Interesting how I had my own set of preconcieved ideas; Tina, wouldn't have thunk it that you'd have a hard time finding shoes/clothes. You're not a (shoe) size 10 too are you? And Socky, yes, I guess having the same size as everyone else can also be troublesome, especially when it's a popular style. Thanks for making me see a basic problem through different eyes.
Katrina, did you see those espadrille designs? Maybe they're only good for shepherds herding sheep up rocky Pyrenean mountains.

Katrina said...

Yes, they look like regular espadrilles except printed and in polyester. I like the animal print ones!

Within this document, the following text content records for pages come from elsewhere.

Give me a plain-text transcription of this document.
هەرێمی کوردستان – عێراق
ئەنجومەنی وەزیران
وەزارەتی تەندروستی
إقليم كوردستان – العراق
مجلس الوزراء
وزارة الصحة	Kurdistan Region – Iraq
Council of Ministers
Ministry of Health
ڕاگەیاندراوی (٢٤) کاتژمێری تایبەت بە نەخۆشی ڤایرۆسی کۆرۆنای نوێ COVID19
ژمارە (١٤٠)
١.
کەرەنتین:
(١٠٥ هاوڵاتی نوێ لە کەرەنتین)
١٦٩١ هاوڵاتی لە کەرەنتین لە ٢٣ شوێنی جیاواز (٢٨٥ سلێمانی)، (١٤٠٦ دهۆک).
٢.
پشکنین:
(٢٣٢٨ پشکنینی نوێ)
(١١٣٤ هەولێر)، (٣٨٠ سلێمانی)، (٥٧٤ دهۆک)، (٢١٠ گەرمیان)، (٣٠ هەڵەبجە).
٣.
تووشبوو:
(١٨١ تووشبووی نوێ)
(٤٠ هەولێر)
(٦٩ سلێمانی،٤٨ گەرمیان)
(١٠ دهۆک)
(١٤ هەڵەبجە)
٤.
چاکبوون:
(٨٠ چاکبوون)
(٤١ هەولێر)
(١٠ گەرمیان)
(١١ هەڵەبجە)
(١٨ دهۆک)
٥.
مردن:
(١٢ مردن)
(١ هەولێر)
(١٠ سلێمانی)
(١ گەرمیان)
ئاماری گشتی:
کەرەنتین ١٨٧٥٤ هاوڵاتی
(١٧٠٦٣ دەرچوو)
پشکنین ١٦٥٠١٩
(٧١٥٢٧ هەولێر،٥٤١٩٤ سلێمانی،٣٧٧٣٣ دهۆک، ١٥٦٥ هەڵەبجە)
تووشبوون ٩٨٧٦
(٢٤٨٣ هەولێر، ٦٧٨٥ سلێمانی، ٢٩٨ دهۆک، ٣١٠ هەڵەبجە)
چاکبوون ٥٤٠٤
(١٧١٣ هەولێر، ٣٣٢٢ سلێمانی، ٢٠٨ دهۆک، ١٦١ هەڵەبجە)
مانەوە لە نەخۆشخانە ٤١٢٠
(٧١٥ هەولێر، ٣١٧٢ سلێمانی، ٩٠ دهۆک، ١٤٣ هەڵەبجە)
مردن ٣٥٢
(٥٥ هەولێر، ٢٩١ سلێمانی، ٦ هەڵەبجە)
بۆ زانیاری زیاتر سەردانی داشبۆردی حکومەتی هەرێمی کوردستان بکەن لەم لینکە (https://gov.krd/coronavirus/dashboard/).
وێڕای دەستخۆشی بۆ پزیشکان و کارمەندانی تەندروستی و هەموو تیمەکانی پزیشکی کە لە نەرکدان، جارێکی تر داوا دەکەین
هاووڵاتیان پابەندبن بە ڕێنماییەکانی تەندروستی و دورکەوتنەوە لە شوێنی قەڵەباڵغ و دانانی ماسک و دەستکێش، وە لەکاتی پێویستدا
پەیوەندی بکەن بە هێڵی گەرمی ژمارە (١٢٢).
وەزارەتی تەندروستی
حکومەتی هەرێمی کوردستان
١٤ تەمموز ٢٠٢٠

At least these have fully rubberized soles, unlike the old ones which were only partly rubberized.

Don't you love the poorly translated copy on the site? My favorite line: Very funny, Espadreams are designed in France.

Hahaha!!! :-D

ChichaJo said...

I have a problem with Manila sizing too (Asia too...horrible experiences in HK!). Hard to have a non-Asian body in Asia :(

M.Tan said...

Imagine what horrors and humiliation I went through when I had to try on these Japanese sandals (kind of like the ones that go with full dress kimonos). Nothing in my size or in my foot width, I felt like the stepsister in Cinderella, that needed to cut off all my toes, and heel, and well, just get rid of it the whole pair of feet all together! The japanese ladies who were hosting us kept trying to find sandals but none worked and I just had to tell them to stop worrying, I'd just use my happy feet sandals instead.

christine said...

Ok you guys, at least you never accidentally burned your own espadrilles! Another stupid-me story from the nena archives hehe.

M.Tan said...

that would be a great blog entry Nena! You could do a series: Nena archives and just share those moments.